Değişiklik kapsamında ilgili yönetmeliğe 17. maddeden sonra gelmek üzere “Devre tatil hakkının kullanılmaması” başlıklı “Tüketici, şahsi hak sağlayan devre tatil sözleşmesinden kaynaklanan tatil hakkını belirli bir dönem için kullanmayacağını tatilin başlayacağı tarihten en az doksan gün önce sağlayıcıya yazılı olarak veya kalıcı veri saklayıcısı ile bildirirse, o dönem için tüketiciden yıllık gider payı, aidat, katılım bedeli, genel idari masraf ve benzeri herhangi bir isim altında bir bedel talep edilemez.” şeklinde hüküm eklenmiştir. Malumunuz bir devre tatil hakkı olan tüketiciler bulundukları dönem içerisindeki tatil haklarını insani (hastalık, cenaze, yol masrafları gibi ekonomik vb.) gerekçelerle kullanmak istemeyebiliyordu. Fakat tatil hakkını çeşitli gerekçelerle kullanamamış olsa da o dönem için tüketiciden yıllık aidat, gider payı vb. masraflar tüketiciden talep ediliyor, ödenmez ise de tüketici icra tehdidine maruz bırakılıyordu. Artık bu eklenen yeni hükümle tüketici en az 90 gün öncesinden yazılı olarak veya kalıcı veri saklayıcısı ile tatil hakkını kullanmak istemediğini sağlayıcı firmaya bildirmesi şartıyla kendisinden herhangi bir isim altında o dönem için bedel istenemeyecek.

Tüm bunların dışında bir diğer önemli değişiklik ise cayma süresi (Sözleşmenin kurulduğu tarihten itibaren 14 gün) içerisinde tüketiciden ödeme ve borçlandırıcı belge alma yasağı devre mülk sözleşmelerini de kapsayacak biçimde değiştirilmesidir. Yasağın ihlali durumunda ise tüketicilerin yapmış oldukları ödemeler iade edilecek ve tüketiciyi senet vb. borç altına sokan her türlü belge tüketici yönünden geçersiz olacaktır.

Yukarıda bahsetmiş olduğumuz değişiklikleri takdir etmekle birlikte son olarak tüketicilerin devre tatil/devre mülk sistemindeki sıkıntılarının yapılan değişiklik kapsamındaki alanlarla sınırlı olmadığını çok daha fazla olduğunu, hali hazırda kanunda ve yönetmelikte halen boşluklar bulunduğunu tüm bu nedenlerle öncelikle yargısal birlik, yargı kararlarının meşruluğunun içselleşmesi ve yargı kararlarının çelişkiden azade olması amacı ile ilgili kanun ve yönetmeliklerde yer alan konuya ilişkin  diğer boşlukların biran evvel giderilmesi  ve termal tesisler üzerinde devletin acilen etkin bir denetim mekanizması oluşturması gerektiğini  belirtmek isteriz.

 

Kaynak: https://www.resmigazete.gov.tr/eskiler/2022/07/20220729-3.htm

 

                                                                                            TÜDER (Tüketiciler Derneği)

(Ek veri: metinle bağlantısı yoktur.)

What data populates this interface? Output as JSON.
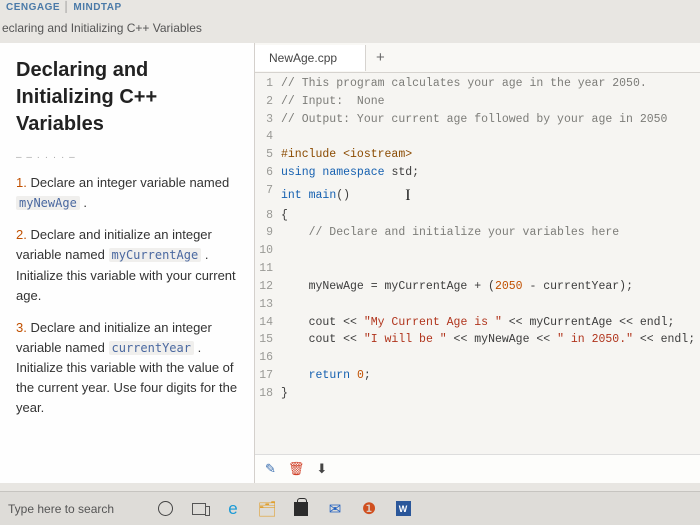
{
  "brand": {
    "left": "CENGAGE",
    "right": "MINDTAP"
  },
  "subheader": "eclaring and Initializing C++ Variables",
  "lesson_title": "Declaring and Initializing C++ Variables",
  "steps": [
    {
      "num": "1.",
      "before": "Declare an integer variable named ",
      "code": "myNewAge",
      "after": " ."
    },
    {
      "num": "2.",
      "before": "Declare and initialize an integer variable named ",
      "code": "myCurrentAge",
      "after": " . Initialize this variable with your current age."
    },
    {
      "num": "3.",
      "before": "Declare and initialize an integer variable named ",
      "code": "currentYear",
      "after": " . Initialize this variable with the value of the current year. Use four digits for the year."
    }
  ],
  "tab_name": "NewAge.cpp",
  "tab_plus": "+",
  "code_lines": [
    {
      "n": "1",
      "type": "cm",
      "t": "// This program calculates your age in the year 2050."
    },
    {
      "n": "2",
      "type": "cm",
      "t": "// Input:  None"
    },
    {
      "n": "3",
      "type": "cm",
      "t": "// Output: Your current age followed by your age in 2050"
    },
    {
      "n": "4",
      "type": "blank",
      "t": ""
    },
    {
      "n": "5",
      "type": "pp",
      "t": "#include <iostream>"
    },
    {
      "n": "6",
      "type": "using",
      "kw1": "using",
      "kw2": "namespace",
      "id": "std",
      "tail": ";"
    },
    {
      "n": "7",
      "type": "main",
      "ty": "int",
      "id": "main",
      "tail": "()",
      "cursor": true
    },
    {
      "n": "8",
      "type": "plain",
      "t": "{"
    },
    {
      "n": "9",
      "type": "cm",
      "t": "    // Declare and initialize your variables here"
    },
    {
      "n": "10",
      "type": "blank",
      "t": ""
    },
    {
      "n": "11",
      "type": "blank",
      "t": ""
    },
    {
      "n": "12",
      "type": "expr",
      "pre": "    myNewAge = myCurrentAge + (",
      "num": "2050",
      "post": " - currentYear);"
    },
    {
      "n": "13",
      "type": "blank",
      "t": ""
    },
    {
      "n": "14",
      "type": "cout",
      "pre": "    cout << ",
      "str": "\"My Current Age is \"",
      "post": " << myCurrentAge << endl;"
    },
    {
      "n": "15",
      "type": "cout2",
      "pre": "    cout << ",
      "str1": "\"I will be \"",
      "mid": " << myNewAge << ",
      "str2": "\" in 2050.\"",
      "post": " << endl;"
    },
    {
      "n": "16",
      "type": "blank",
      "t": ""
    },
    {
      "n": "17",
      "type": "ret",
      "pre": "    ",
      "kw": "return",
      "sp": " ",
      "num": "0",
      "post": ";"
    },
    {
      "n": "18",
      "type": "plain",
      "t": "}"
    }
  ],
  "toolbar": {
    "pencil": "✎",
    "trash": "🗑",
    "download": "⬇"
  },
  "taskbar": {
    "search": "Type here to search",
    "word_letter": "W"
  }
}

                                                                                               Yönetim Kurulu Üyesi

                                                                                        Av. Zekiye Ilgaz ÖZDARENDELİ

Click to rate this post!
[Total: 0 Average: 0]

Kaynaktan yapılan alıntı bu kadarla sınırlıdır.